Monday, November 10, 2008

Toni Morrison: A Mother, A Stranger, a 'Mercy'

Hear the marvelous Toni Morrison read, thanks to NPR, from her new novel, A Mercy.

From the introduction...

The stories in A Mercy are as layered and contested as the barely mapped topology traversed by its characters. Set in the 1680s, when this country's reliance on slavery as an economic engine was just beginning, A Mercy explores the repercussions of an enslaved mother's desperate act: She offers her small daughter to a stranger in payment for her master's debt.

Four women are central to this narrative: a traumatized Native-American servant known as Lina; Florens, the coltish enslaved girl at the story's center; an enigmatic wild child named Sorrow; and Rebekka, their European mistress — kind, politically contrarian and reeling from the loss of one infant after another in her isolated homestead.

The book shifts dramatically in tone as it recounts the stories of these women and of the men who both stabilize and disrupt their worlds — mostly through love. Those men include Jacob Vaark, the farmer and reluctant slaveholder, and a formidable free black man known simply as "the blacksmith." Their ability to move through the world intoxicates these women, whose own travels — mostly under duress — have been vile and dangerous.

Readers familiar with Morrison's work will recognize its quietly chilling evocations of the supernatural and depictions of powerful relationships among women.

There is also an interview on video between Morrison and NPR's Lynn Neary.

101 Best Screenplays Ever

The list, according to the Writers Guild of America.

Quote of the Week

What moves men of genius, or rather what inspires their work, is not new ideas, but their obsession with the idea that what has already been said is still not enough.
- Eugène Delacroix

Saturday, November 08, 2008

Best Illustrated Children's Books of 2008

The list, according to The New York Times.

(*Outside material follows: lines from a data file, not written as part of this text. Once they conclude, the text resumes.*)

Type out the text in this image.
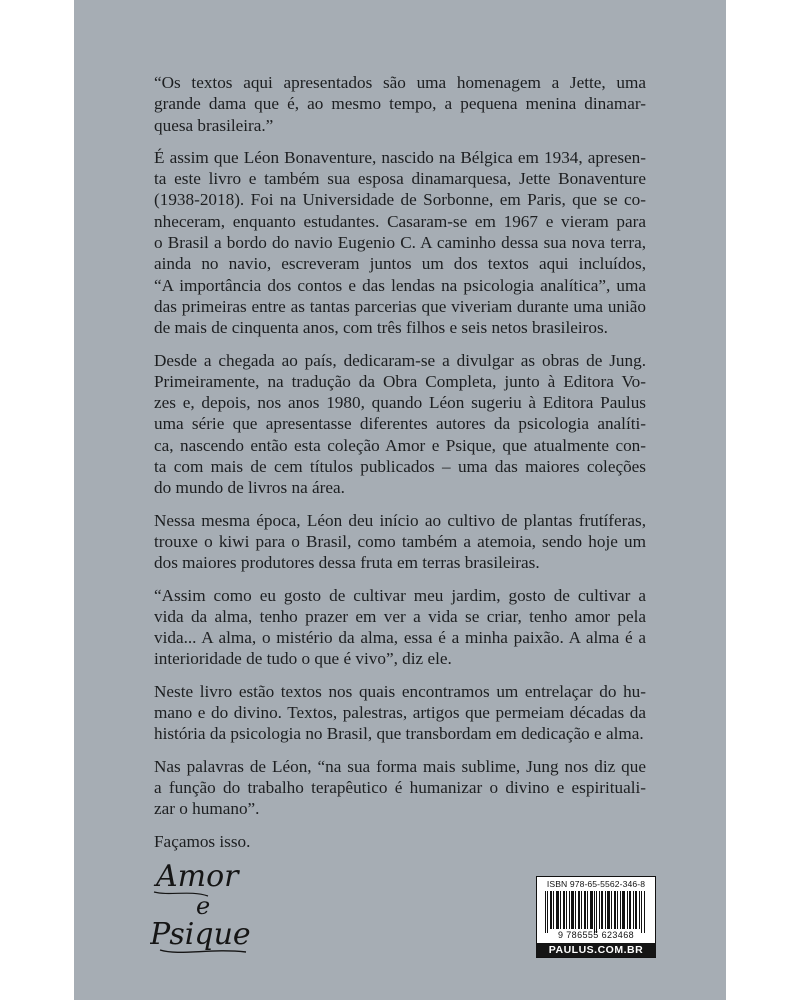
“Os textos aqui apresentados são uma homenagem a Jette, uma
grande dama que é, ao mesmo tempo, a pequena menina dinamar-
quesa brasileira.”

É assim que Léon Bonaventure, nascido na Bélgica em 1934, apresen-
ta este livro e também sua esposa dinamarquesa, Jette Bonaventure
(1938-2018). Foi na Universidade de Sorbonne, em Paris, que se co-
nheceram, enquanto estudantes. Casaram-se em 1967 e vieram para
o Brasil a bordo do navio Eugenio C. A caminho dessa sua nova terra,
ainda no navio, escreveram juntos um dos textos aqui incluídos,
“A importância dos contos e das lendas na psicologia analítica”, uma
das primeiras entre as tantas parcerias que viveriam durante uma união
de mais de cinquenta anos, com três filhos e seis netos brasileiros.

Desde a chegada ao país, dedicaram-se a divulgar as obras de Jung.
Primeiramente, na tradução da Obra Completa, junto à Editora Vo-
zes e, depois, nos anos 1980, quando Léon sugeriu à Editora Paulus
uma série que apresentasse diferentes autores da psicologia analíti-
ca, nascendo então esta coleção Amor e Psique, que atualmente con-
ta com mais de cem títulos publicados – uma das maiores coleções
do mundo de livros na área.

Nessa mesma época, Léon deu início ao cultivo de plantas frutíferas,
trouxe o kiwi para o Brasil, como também a atemoia, sendo hoje um
dos maiores produtores dessa fruta em terras brasileiras.

“Assim como eu gosto de cultivar meu jardim, gosto de cultivar a
vida da alma, tenho prazer em ver a vida se criar, tenho amor pela
vida... A alma, o mistério da alma, essa é a minha paixão. A alma é a
interioridade de tudo o que é vivo”, diz ele.

Neste livro estão textos nos quais encontramos um entrelaçar do hu-
mano e do divino. Textos, palestras, artigos que permeiam décadas da
história da psicologia no Brasil, que transbordam em dedicação e alma.

Nas palavras de Léon, “na sua forma mais sublime, Jung nos diz que
a função do trabalho terapêutico é humanizar o divino e espirituali-
zar o humano”.

Façamos isso.

Amor
e
Psique
ISBN 978-65-5562-346-8
9 786555 623468
PAULUS.COM.BR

Pictured above: We Are the Ship: The Story of Negro League Baseball. Written and illustrated by Kadir Nelson.

Why Big Books Still Matter

New York Magazine lets readers know that big fat novels are still pretty great.

From the story...

"Today is the day of the sound bite," former Harper Collins CEO Jane Friedman told us last spring, plugging her post-advance imprint HarperStudio and singing the praises of short, cheaply acquired books. Big books — the kinds her underlings still pay millions for — were slow-moving dinosaurs in a world of shorter, faster blog and Kindle-me quickies. But the novel of the year may very well be a brontosaurus: Roberto Bolaño's 2666, a difficult, 893-page translated masterpiece (see Sam Anderson's review). In other words, big might still be big.

If 2666 actually sells (and publisher FSG hopes to God it does), it may answer some serious questions about the future of The Big Book. Why do lots of publishers continue to drop big cash on near-thousand-page books in the era of blog posts, Web porn, and text-message lit? Are America's ADD-addled consumers even capable of immersing themselves in these narratives anymore?

We say yes, and not just because, attention-challenged as we are, we've always used such doorstops (maturing from Stephen King's The Stand — unabridged — to Thomas Pynchon's Against the Day) to test our mettle, like weekend joggers taking on a marathon. We doubt we're alone.

Thursday, November 06, 2008

The Measure of Democracy

What's left to say after this seemingly endless campaign? The Op-Ed editors of the New York Times asked five poets to answer that question. Their responses are here.

Now That the Race is Over...

A new race has begun. Deliver election books to readers as fast as possible. The Wall Street Journal has the story.

Brain-Damaged Girl Given Power of Speech

A great story coming out of England.

From the story...

A severely handicapped little girl who cannot walk or talk has used a machine to tell her mother for the first time: 'I love you.'

Six-year-old Elke Wisbey, who was born brain-damaged, has been able to communicate with her family by using a high-tech gadget which tracks her eye movements.

The £17,000 MyTobii Smartbox machine from Sweden detects which icons Elke is looking at by using tiny lasers.

When her eyes settle on an icon on the screen of the Smartbox, a pre-programmed voice speaks the word or phrase for her.